Songhay (songhai) empire

  • West Africa (1460-1590)

  • politically united diverse area - Sahara to Atlantic Ocean

  • relied on trade of gold, salt, horses, enslaved persons

  • Timbuktu and Gao largest cities

  • founder/ruler Sonni Ali (1464-1492) had to balance his rural subjects’ view of him as a magician/warrior king with Islamic views of him as a Muslim leader

    • Ali & descendants faced tensions with Muslim scholars opposed to pre-Islamic traditions still being practiced in court & empire

  • Timbuktu became the center of Islamic learning by 1550

  • political instability, rebellions, and Islam/traditionalist conflicts weakened the empire by the 1590s

  • Moroccan sultanate with gunpowder weapons overthrow



Section Summary: Questions to consider

CONTEXTUALIZATION: How might you describe the significance of the Ottoman Empire during the early modern era?

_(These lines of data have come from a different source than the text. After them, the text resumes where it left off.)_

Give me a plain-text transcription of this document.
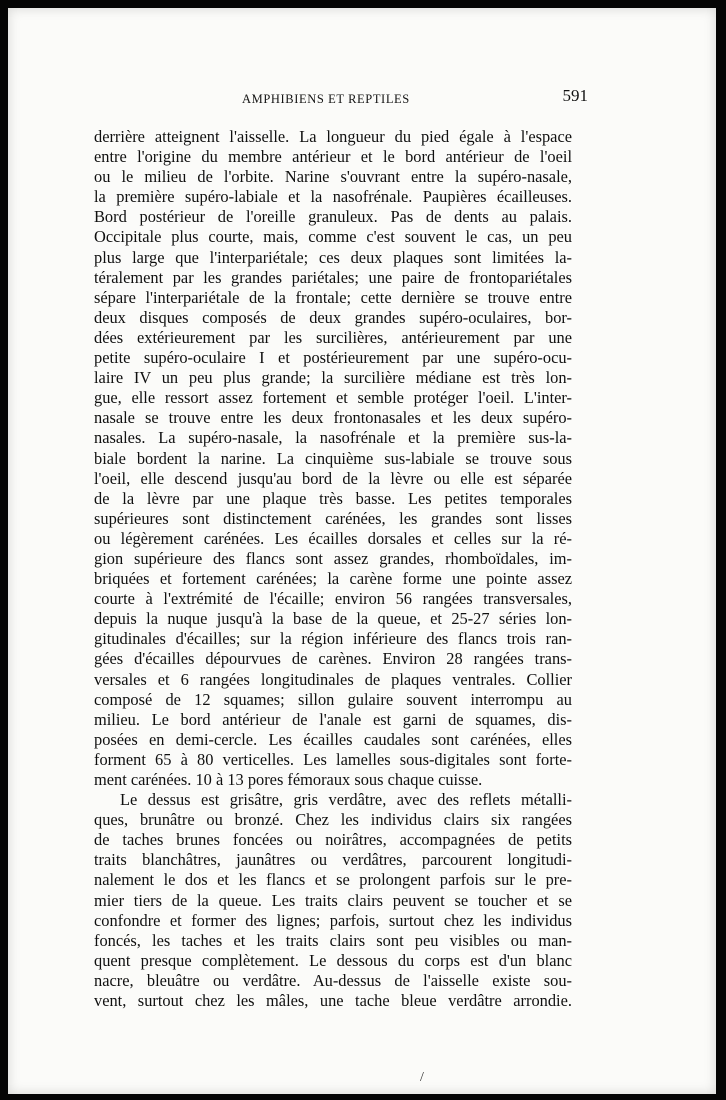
AMPHIBIENS ET REPTILES	591
derrière atteignent l'aisselle. La longueur du pied égale à l'espace
entre l'origine du membre antérieur et le bord antérieur de l'oeil
ou le milieu de l'orbite. Narine s'ouvrant entre la supéro-nasale,
la première supéro-labiale et la nasofrénale. Paupières écailleuses.
Bord postérieur de l'oreille granuleux. Pas de dents au palais.
Occipitale plus courte, mais, comme c'est souvent le cas, un peu
plus large que l'interpariétale; ces deux plaques sont limitées la-
téralement par les grandes pariétales; une paire de frontopariétales
sépare l'interpariétale de la frontale; cette dernière se trouve entre
deux disques composés de deux grandes supéro-oculaires, bor-
dées extérieurement par les surcilières, antérieurement par une
petite supéro-oculaire I et postérieurement par une supéro-ocu-
laire IV un peu plus grande; la surcilière médiane est très lon-
gue, elle ressort assez fortement et semble protéger l'oeil. L'inter-
nasale se trouve entre les deux frontonasales et les deux supéro-
nasales. La supéro-nasale, la nasofrénale et la première sus-la-
biale bordent la narine. La cinquième sus-labiale se trouve sous
l'oeil, elle descend jusqu'au bord de la lèvre ou elle est séparée
de la lèvre par une plaque très basse. Les petites temporales
supérieures sont distinctement carénées, les grandes sont lisses
ou légèrement carénées. Les écailles dorsales et celles sur la ré-
gion supérieure des flancs sont assez grandes, rhomboïdales, im-
briquées et fortement carénées; la carène forme une pointe assez
courte à l'extrémité de l'écaille; environ 56 rangées transversales,
depuis la nuque jusqu'à la base de la queue, et 25-27 séries lon-
gitudinales d'écailles; sur la région inférieure des flancs trois ran-
gées d'écailles dépourvues de carènes. Environ 28 rangées trans-
versales et 6 rangées longitudinales de plaques ventrales. Collier
composé de 12 squames; sillon gulaire souvent interrompu au
milieu. Le bord antérieur de l'anale est garni de squames, dis-
posées en demi-cercle. Les écailles caudales sont carénées, elles
forment 65 à 80 verticelles. Les lamelles sous-digitales sont forte-
ment carénées. 10 à 13 pores fémoraux sous chaque cuisse.
Le dessus est grisâtre, gris verdâtre, avec des reflets métalli-
ques, brunâtre ou bronzé. Chez les individus clairs six rangées
de taches brunes foncées ou noirâtres, accompagnées de petits
traits blanchâtres, jaunâtres ou verdâtres, parcourent longitudi-
nalement le dos et les flancs et se prolongent parfois sur le pre-
mier tiers de la queue. Les traits clairs peuvent se toucher et se
confondre et former des lignes; parfois, surtout chez les individus
foncés, les taches et les traits clairs sont peu visibles ou man-
quent presque complètement. Le dessous du corps est d'un blanc
nacre, bleuâtre ou verdâtre. Au-dessus de l'aisselle existe sou-
vent, surtout chez les mâles, une tache bleue verdâtre arrondie.
/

COMPARISON: Compare the Ottoman Empire’s relations with conquered people with the Spanish Empire’s relations with conquered people.


COMPARISON: How did the origins of the Safavid Empire differ from those of the Ottoman Empire?


CONTINUITY AND CHANGE: How did Mughal attitudes and policies toward Hindus change from the time of Akbar to that of Aurangzeb?


COMPARISON: Compare the political, social, and economic aspects of the Mughal and Ottoman empires.


CONTINUITY AND CHANGE: What are the continuities and changes in the way women were treated in India over the course of Mughal rule?


COMPARISON: Compare the effects of Islam on Songhay with its effects on Mughal India.